In einem englischen Pub vor kurzem: „Would you like a dessert?“ Das beruhigte mich. Einige Tage zuvor hatte das Mädchen nämlich dasselbe gefragt nach dem Essen, und meine Antwort war gewesen: „No, thank you“. Danach hatte sie auf das leere Schüsselchen neben mir gezeigt, an das sie nicht heranreichen konnte, und das beunruhigte mich. Hatte ich sie missverstanden? Bat sie mich um das Schüsselchen und ich antwortete mit: „No, thank you“?

Im Irish Pub gestern abend: Es diskutierten ein Engländer, der ein bisschen Deutsch kann, ein Italiener, der ein bisschen Englisch kann, ein weiterer Italiener, der ein bisschen deutsch kann, eine Deutsche, die fließend italienisch kann und englisch, ihr Mann, der ein bisschen englisch kann und fließend italienisch, sowie ich, die fließend englisch kann.

Jemand muss uns was in den Wein getan haben, denn später redete ich englisch mit dem Italiener, der kein Englisch kann und deutsch mit seinem Freund, der kein Deutsch kann. Die Deutsche sprach mich auf Italienisch an und der Engländer gestikulierte, als wären wir alle taub.
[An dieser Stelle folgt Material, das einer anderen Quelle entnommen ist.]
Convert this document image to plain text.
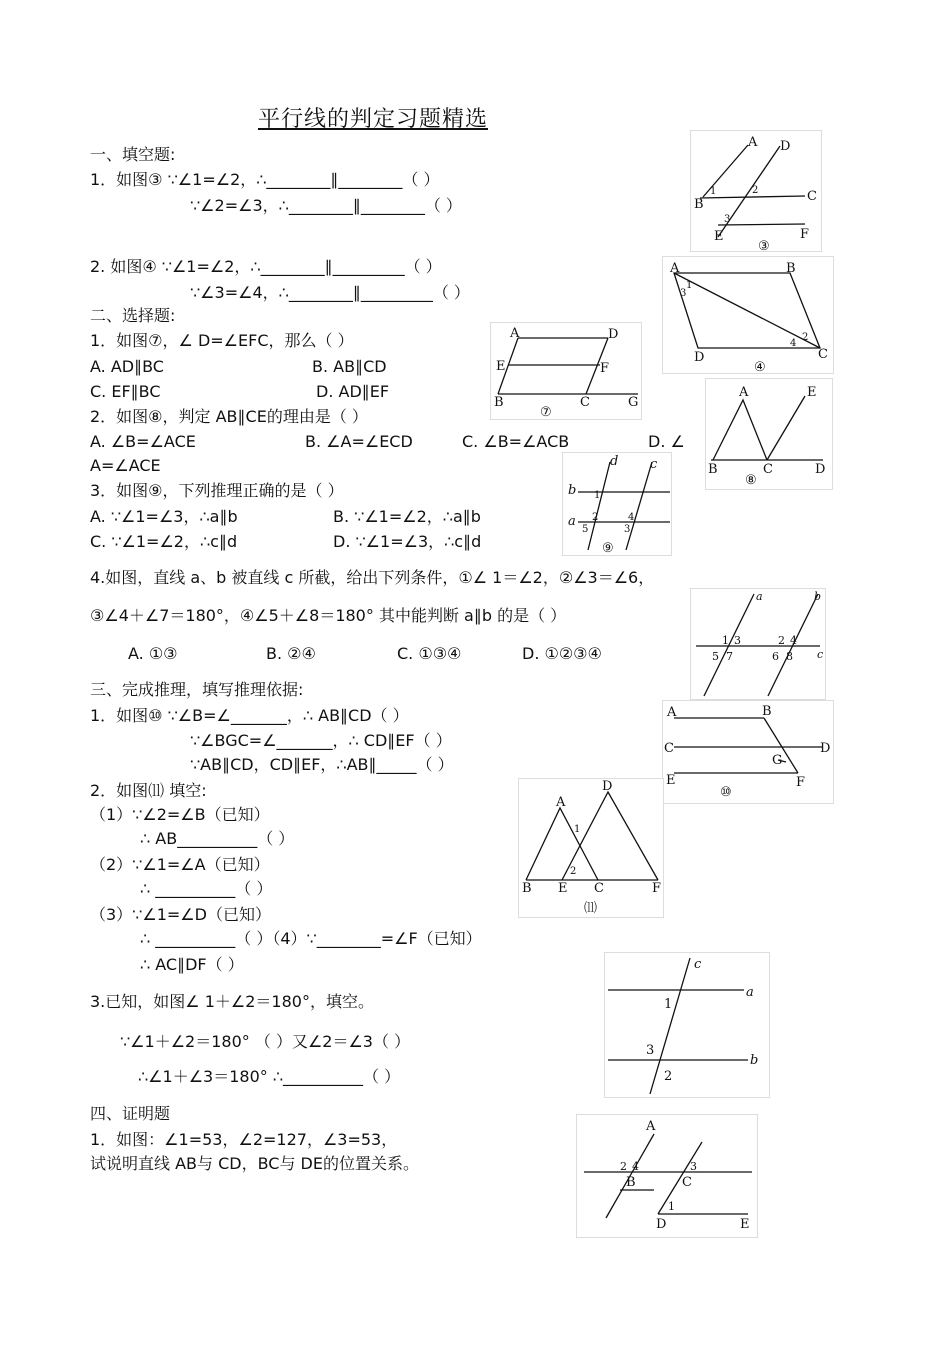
平行线的判定习题精选
一、填空题:
1．如图③ ∵∠1=∠2，∴________∥________（ ）
∵∠2=∠3，∴________∥________（ ）
2. 如图④ ∵∠1=∠2，∴________∥_________（ ）
∵∠3=∠4，∴________∥_________（ ）
二、选择题:
1．如图⑦，∠ D=∠EFC，那么（ ）
A. AD∥BC	B. AB∥CD
C. EF∥BC	D. AD∥EF
2．如图⑧，判定 AB∥CE的理由是（ ）
A. ∠B=∠ACE	B. ∠A=∠ECD	C. ∠B=∠ACB	D. ∠
A=∠ACE
3．如图⑨，下列推理正确的是（ ）
A. ∵∠1=∠3，∴a∥b	B. ∵∠1=∠2，∴a∥b
C. ∵∠1=∠2，∴c∥d	D. ∵∠1=∠3，∴c∥d
4.如图，直线 a、b 被直线 c 所截，给出下列条件，①∠ 1＝∠2，②∠3＝∠6，
③∠4＋∠7＝180°，④∠5＋∠8＝180° 其中能判断 a∥b 的是（ ）
A. ①③	B. ②④	C. ①③④	D. ①②③④
三、完成推理，填写推理依据:
1．如图⑩ ∵∠B=∠_______，∴ AB∥CD（ ）
∵∠BGC=∠_______，∴ CD∥EF（ ）
∵AB∥CD，CD∥EF，∴AB∥_____（ ）
2．如图⑾ 填空:
（1）∵∠2=∠B（已知）
∴ AB__________（ ）
（2）∵∠1=∠A（已知）
∴ __________（ ）
（3）∵∠1=∠D（已知）
∴ __________（ ）（4）∵________=∠F（已知）
∴ AC∥DF（ ）
3.已知，如图∠ 1＋∠2＝180°，填空。
∵∠1＋∠2＝180° （ ）又∠2＝∠3（ ）
∴∠1＋∠3＝180° ∴__________（ ）
四、证明题
1．如图：∠1=53，∠2=127，∠3=53，
试说明直线 AB与 CD，BC与 DE的位置关系。
A D
C
B
1	2
3
E	F
③
A	B
1
3
2
4
D	C
④
A	D
E	F
B	C	G
⑦
A	E
B	C	D
⑧
d c
b 1
a 2	4
5	3
⑨
a	b
1 3	2 4
5 7	6 8 c
A	B
C	D
G
E	F
⑩
A
D
1
2
B E C	F
⑾
c
a
1
3
b
2
A
2 4	3
B	C
1
D	E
„Laß die Sprache dir sein, was der Körper der Liebenden: Er nur ist’s, der die Wesen trennt und der die Wesen vereint.“
(Friedrich von Schiller)

Lebendiges Deutsch

„Aa swei bitte.“
„Aa swei, ja.“

So klingt es, wenn im Asia-Imbiss ein Engländer bei einer Chinesin das Gericht A 2 bestellt. Wir sind gerade fertig mit ein paar Besorgungen und bringen Taschen und Kälte in den kleinen Gastraum. Hinter dem vollgestellten Tresen steht ein Mädchen mit pechschwarzem Pferdeschwanz, das jetzt auch meine Bestellung aufnimmt („Aa fumpf“) und dann etwas über die Schulter ruft. Ihre Sprache klingt in meinen Ohren ungeschmeidig, die Stimme harsch und es will nicht zu dem anmutigen Gesichtchen passen wie so oft bei Chinesinnen. Ein blasser Junge hebt hinter ihr den Kopf und die Schlitze seiner Augen werden noch schmaler, als ihm auf chinesisch „A 2“ und „A 5“ befohlen wird. Er nickt heftig und windet sich sofort wieder zwischen Woks und Gefrierschrank in der winzigen Küche.
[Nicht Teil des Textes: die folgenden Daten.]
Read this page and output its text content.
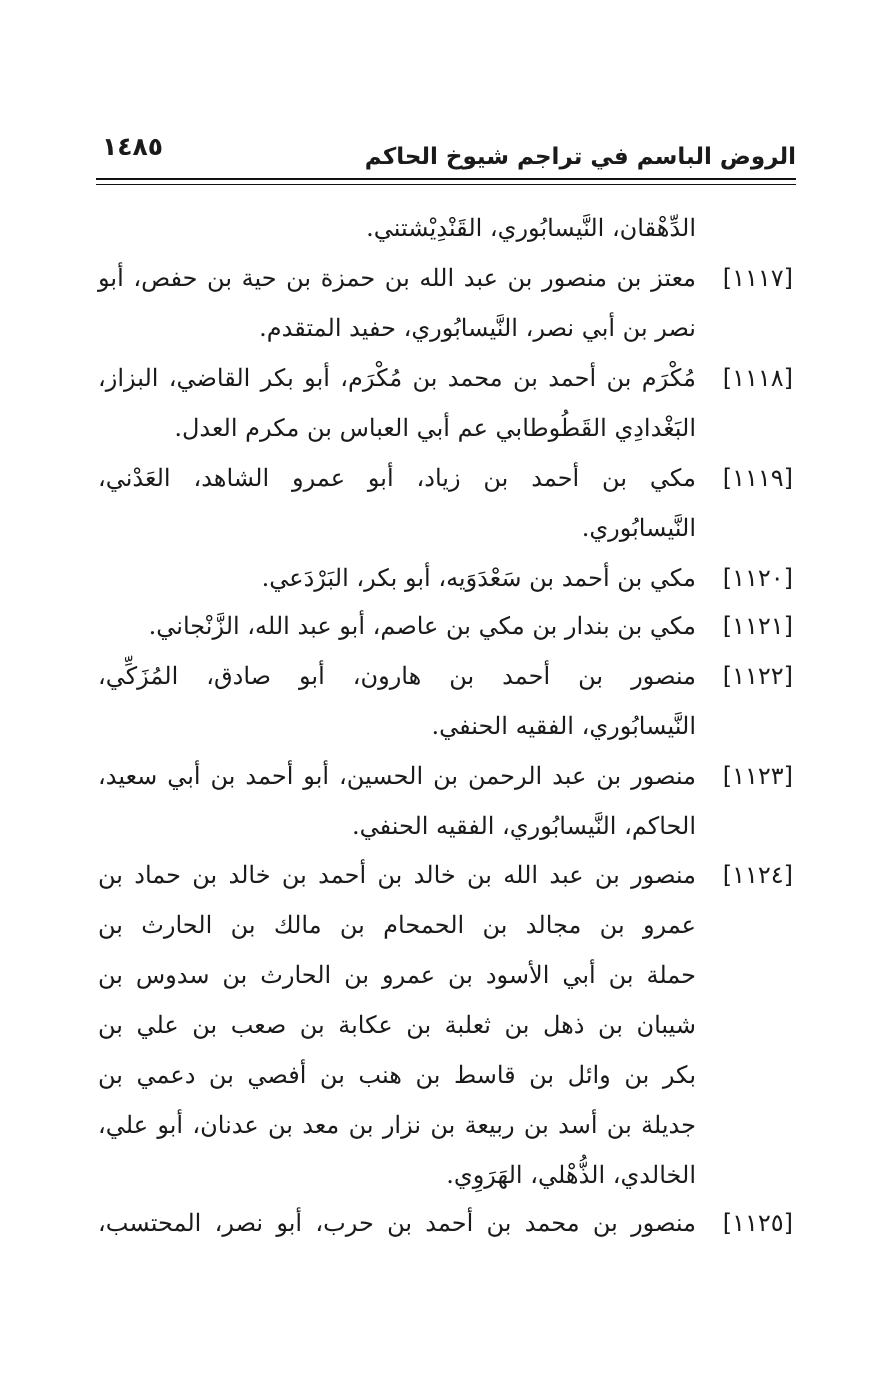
الروض الباسم في تراجم شيوخ الحاكم
١٤٨٥
الدِّهْقان، النَّيسابُوري، القَنْدِيْشتني.
[١١١٧]
معتز بن منصور بن عبد الله بن حمزة بن حية بن حفص، أبو
نصر بن أبي نصر، النَّيسابُوري، حفيد المتقدم.
[١١١٨]
مُكْرَم بن أحمد بن محمد بن مُكْرَم، أبو بكر القاضي، البزاز،
البَغْدادِي القَطُوطابي عم أبي العباس بن مكرم العدل.
[١١١٩]
مكي بن أحمد بن زياد، أبو عمرو الشاهد، العَدْني،
النَّيسابُوري.
[١١٢٠]
مكي بن أحمد بن سَعْدَوَيه، أبو بكر، البَرْدَعي.
[١١٢١]
مكي بن بندار بن مكي بن عاصم، أبو عبد الله، الزَّنْجاني.
[١١٢٢]
منصور بن أحمد بن هارون، أبو صادق، المُزَكِّي،
النَّيسابُوري، الفقيه الحنفي.
[١١٢٣]
منصور بن عبد الرحمن بن الحسين، أبو أحمد بن أبي سعيد،
الحاكم، النَّيسابُوري، الفقيه الحنفي.
[١١٢٤]
منصور بن عبد الله بن خالد بن أحمد بن خالد بن حماد بن
عمرو بن مجالد بن الحمحام بن مالك بن الحارث بن
حملة بن أبي الأسود بن عمرو بن الحارث بن سدوس بن
شيبان بن ذهل بن ثعلبة بن عكابة بن صعب بن علي بن
بكر بن وائل بن قاسط بن هنب بن أفصي بن دعمي بن
جديلة بن أسد بن ربيعة بن نزار بن معد بن عدنان، أبو علي،
الخالدي، الذُّهْلي، الهَرَوِي.
[١١٢٥]
منصور بن محمد بن أحمد بن حرب، أبو نصر، المحتسب،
Wir werfen die Mäntel über einen Stuhl, quetschen uns an den einzigen freien Tisch (es gibt nur drei) und besprechen den anstehenden Termin beim Steuerberater. Das Gespräch muss auf englisch übersetzt werden und ich bin zappelig. Während mir assets and liabilites nicht auf deutsch einfallen will, tönt es von der Theke her: „Aa swei? Aa fumpf?“ Der geliebte Brite springt auf und holt die dampfenden Teller. Ich koche ausgesprochen gern und experimentiere ständig, aber so wie dieser kleine Laden krieg ich es nie hin.  „Haben Gabel?“ Soll und Haben. Jetzt fällts mir wieder ein. Vermögen und Verbindlichkeiten, Aktiva und Passiva, Assets and liabilities. Habe jetzt aber nur Hunger.